It's interesting to note that while the Tempe police regularly coordinate with the FBI to spy on activists, and place department critics on "hazard" watch lists, they are willing to provide police protection to a fraternity with a history of racism and violence. Nor is this the first time the police have come to the aid of ASU's fraternities during a racist outburst. As noted in our previous piece on the violent, racist, and sexist frat culture at ASU, the gangster themed MLK party hosted by TKE members has a historical precedent in the racist actions of campus frats of the past.
As Michael Lacey reported in his Phoenix New Times article on the April 1989 race riot on frat row, the frats faced no consequences from their 500 strong attack on four black students, whom drunk Greeks and party-goers surrounded and pilloried with anti-black racist epithets, in what turned out to be a case of mistaken identity.
Indeed it was two of the attacked black students who were taken in handcuffs to the police station, and one of the men detained by the police recalled the cruelty of police officers during his detention, reporting that his "handcuffs were so tight that he was in pain as he sat in the back of the squad car." And that "[a]s he shifted positions, he remembered an officer warning him that if he moved again, the cuffs would be tightened until tears came to his eyes." Lacey also documented the efforts of ASU police to downplay any racist elements of the attack, as the national press cooperated by not reporting on the scale of the attack and the racism of the students present.
The offer of police protection for TKE members is not the only troubling news since the expulsion of the ASU chapter, as more racist skeletons in the TKE closet emerged despite the national organization's attempt at sanitizing their image. After Arizona State University announced on Thursday that the Tau Kappa Epsilon (TKE) fraternity would be expelled from campus, the national TKE fraternity announced its support for the ASU chapter. The national body followed the announcement of expulsion by putting the frat on internal probation, placing the blame for the party on 16 of the chapter's 125 members, and offering to provide a "a professional program on cultural diversity" or something.

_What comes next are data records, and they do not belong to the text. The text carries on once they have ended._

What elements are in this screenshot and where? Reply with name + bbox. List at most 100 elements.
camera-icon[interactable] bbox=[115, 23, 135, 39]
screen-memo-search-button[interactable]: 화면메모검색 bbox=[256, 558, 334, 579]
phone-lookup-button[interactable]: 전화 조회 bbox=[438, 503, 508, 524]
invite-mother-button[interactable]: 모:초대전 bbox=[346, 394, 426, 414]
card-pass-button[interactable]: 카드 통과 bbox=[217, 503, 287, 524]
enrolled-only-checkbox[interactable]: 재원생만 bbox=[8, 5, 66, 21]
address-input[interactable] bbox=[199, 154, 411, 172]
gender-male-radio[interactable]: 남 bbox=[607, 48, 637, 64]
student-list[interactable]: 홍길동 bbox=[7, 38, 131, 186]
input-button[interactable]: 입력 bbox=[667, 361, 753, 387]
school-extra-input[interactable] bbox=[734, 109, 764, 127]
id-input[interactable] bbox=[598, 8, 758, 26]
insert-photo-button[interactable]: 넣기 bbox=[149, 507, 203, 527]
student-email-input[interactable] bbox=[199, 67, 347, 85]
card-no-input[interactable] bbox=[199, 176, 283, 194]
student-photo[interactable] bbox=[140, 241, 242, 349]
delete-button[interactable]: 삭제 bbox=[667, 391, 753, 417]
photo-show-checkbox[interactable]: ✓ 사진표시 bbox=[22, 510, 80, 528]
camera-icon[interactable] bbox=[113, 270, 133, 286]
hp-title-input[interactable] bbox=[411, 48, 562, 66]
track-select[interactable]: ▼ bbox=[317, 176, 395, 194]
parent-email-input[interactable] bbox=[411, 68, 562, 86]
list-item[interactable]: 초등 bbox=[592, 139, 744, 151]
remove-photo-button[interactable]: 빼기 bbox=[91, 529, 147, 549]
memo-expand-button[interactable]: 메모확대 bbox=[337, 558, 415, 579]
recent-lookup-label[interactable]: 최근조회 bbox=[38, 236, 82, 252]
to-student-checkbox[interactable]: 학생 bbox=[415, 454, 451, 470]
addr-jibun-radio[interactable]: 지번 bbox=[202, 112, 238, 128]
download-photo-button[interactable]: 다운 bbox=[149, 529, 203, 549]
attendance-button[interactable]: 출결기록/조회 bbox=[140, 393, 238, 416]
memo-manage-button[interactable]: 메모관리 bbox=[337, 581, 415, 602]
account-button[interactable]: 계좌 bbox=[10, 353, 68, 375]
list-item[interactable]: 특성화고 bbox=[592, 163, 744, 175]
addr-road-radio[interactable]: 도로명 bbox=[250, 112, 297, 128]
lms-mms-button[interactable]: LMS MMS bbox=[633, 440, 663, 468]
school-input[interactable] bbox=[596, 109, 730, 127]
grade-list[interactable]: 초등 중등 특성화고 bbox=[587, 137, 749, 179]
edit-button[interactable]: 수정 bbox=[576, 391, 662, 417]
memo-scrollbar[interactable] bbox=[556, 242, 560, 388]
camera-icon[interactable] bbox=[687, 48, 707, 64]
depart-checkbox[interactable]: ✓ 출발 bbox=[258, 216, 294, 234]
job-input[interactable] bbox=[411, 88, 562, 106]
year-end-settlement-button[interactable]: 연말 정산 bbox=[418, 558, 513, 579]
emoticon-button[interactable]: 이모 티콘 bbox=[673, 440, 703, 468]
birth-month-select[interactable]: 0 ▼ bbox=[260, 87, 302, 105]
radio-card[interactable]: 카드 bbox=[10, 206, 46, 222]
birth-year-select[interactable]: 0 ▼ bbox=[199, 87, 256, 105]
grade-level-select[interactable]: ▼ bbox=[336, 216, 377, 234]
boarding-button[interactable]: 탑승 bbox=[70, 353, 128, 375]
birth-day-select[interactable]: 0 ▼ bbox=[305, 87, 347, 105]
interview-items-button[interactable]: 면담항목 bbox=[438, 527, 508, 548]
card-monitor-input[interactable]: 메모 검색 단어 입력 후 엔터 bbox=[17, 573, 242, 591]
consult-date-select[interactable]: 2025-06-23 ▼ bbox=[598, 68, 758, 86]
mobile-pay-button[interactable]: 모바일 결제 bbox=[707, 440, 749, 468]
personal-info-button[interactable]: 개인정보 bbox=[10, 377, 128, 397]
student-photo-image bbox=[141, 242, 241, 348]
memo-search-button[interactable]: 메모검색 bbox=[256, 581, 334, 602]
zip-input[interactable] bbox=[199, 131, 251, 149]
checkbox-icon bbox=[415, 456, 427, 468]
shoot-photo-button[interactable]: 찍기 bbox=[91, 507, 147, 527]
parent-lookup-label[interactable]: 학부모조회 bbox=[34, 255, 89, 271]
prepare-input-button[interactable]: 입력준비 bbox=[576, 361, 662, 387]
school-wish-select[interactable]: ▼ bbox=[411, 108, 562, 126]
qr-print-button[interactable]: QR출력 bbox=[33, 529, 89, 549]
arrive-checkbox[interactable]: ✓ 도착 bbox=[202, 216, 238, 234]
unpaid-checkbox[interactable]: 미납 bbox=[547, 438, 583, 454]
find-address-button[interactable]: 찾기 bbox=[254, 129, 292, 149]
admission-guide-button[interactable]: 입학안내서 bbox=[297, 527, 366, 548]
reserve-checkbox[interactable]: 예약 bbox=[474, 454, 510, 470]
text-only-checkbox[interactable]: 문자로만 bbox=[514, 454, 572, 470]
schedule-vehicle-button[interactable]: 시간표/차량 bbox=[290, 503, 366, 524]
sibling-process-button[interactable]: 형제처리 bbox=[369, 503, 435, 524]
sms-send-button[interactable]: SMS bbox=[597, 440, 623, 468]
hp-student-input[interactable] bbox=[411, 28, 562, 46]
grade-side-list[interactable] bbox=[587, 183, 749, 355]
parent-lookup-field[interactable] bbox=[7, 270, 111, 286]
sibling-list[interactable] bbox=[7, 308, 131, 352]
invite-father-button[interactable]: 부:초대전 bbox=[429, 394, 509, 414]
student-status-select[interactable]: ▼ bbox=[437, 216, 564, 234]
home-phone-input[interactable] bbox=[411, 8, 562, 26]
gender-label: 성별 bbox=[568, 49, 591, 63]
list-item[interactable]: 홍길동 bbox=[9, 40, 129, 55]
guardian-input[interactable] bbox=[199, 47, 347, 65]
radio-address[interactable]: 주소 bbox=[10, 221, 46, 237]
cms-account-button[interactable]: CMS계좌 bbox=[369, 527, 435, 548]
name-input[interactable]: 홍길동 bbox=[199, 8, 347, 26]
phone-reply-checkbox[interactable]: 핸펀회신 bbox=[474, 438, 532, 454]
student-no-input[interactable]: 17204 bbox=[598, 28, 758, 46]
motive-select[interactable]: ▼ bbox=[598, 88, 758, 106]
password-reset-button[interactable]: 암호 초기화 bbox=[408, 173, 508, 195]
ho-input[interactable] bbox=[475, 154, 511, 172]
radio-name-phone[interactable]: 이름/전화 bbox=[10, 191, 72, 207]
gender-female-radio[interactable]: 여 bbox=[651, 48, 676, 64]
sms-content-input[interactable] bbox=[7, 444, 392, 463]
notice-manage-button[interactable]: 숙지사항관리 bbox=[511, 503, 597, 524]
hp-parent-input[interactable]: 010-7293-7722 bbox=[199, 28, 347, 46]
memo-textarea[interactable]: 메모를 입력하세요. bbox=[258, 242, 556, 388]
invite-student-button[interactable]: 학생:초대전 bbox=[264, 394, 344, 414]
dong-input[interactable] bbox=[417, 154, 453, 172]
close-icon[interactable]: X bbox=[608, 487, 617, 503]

The tone of the national TKE is at odds with the efforts of the supporters of the ASU chapter, who created a "SAVE Arizona State University Tau Kappa Epsilon" to rally support for the troubled chapter. However, the support did not arrive in the way that the backers might have hoped. A Facebook user named Micheal King, who claimed to be a TKE alumni, posted a racist frat party photo (see below) of two men in a stereotypical gangster attire, and in black face, with the following text:
Full support on the issues of freedom of speech and expressing controversial opinions and ideas. Save our consititutional rights. here’s a pics from 1990 at Kent state univ. when TKE was allowed to express our rights. if the university or TKE nationals causes you problems, ,seek independent legal advise.
More throwback, 1990, Who is that dark skinned brother on the left ? . Kent State , TKE fraternity party, back when we were allowed to express ourselves. damn, times have changed for the worse. [sic]
The post has since been removed from the Facebook page. Meanwhile, the official message from the exclusive organization, that "[t]he poor taste and acts of a few are not reflective of the whole" continued to look more and more ridiculous. As thegloss.com writer Julia Sonenshein noted, 'TKE clicked “like”' on the black face photo.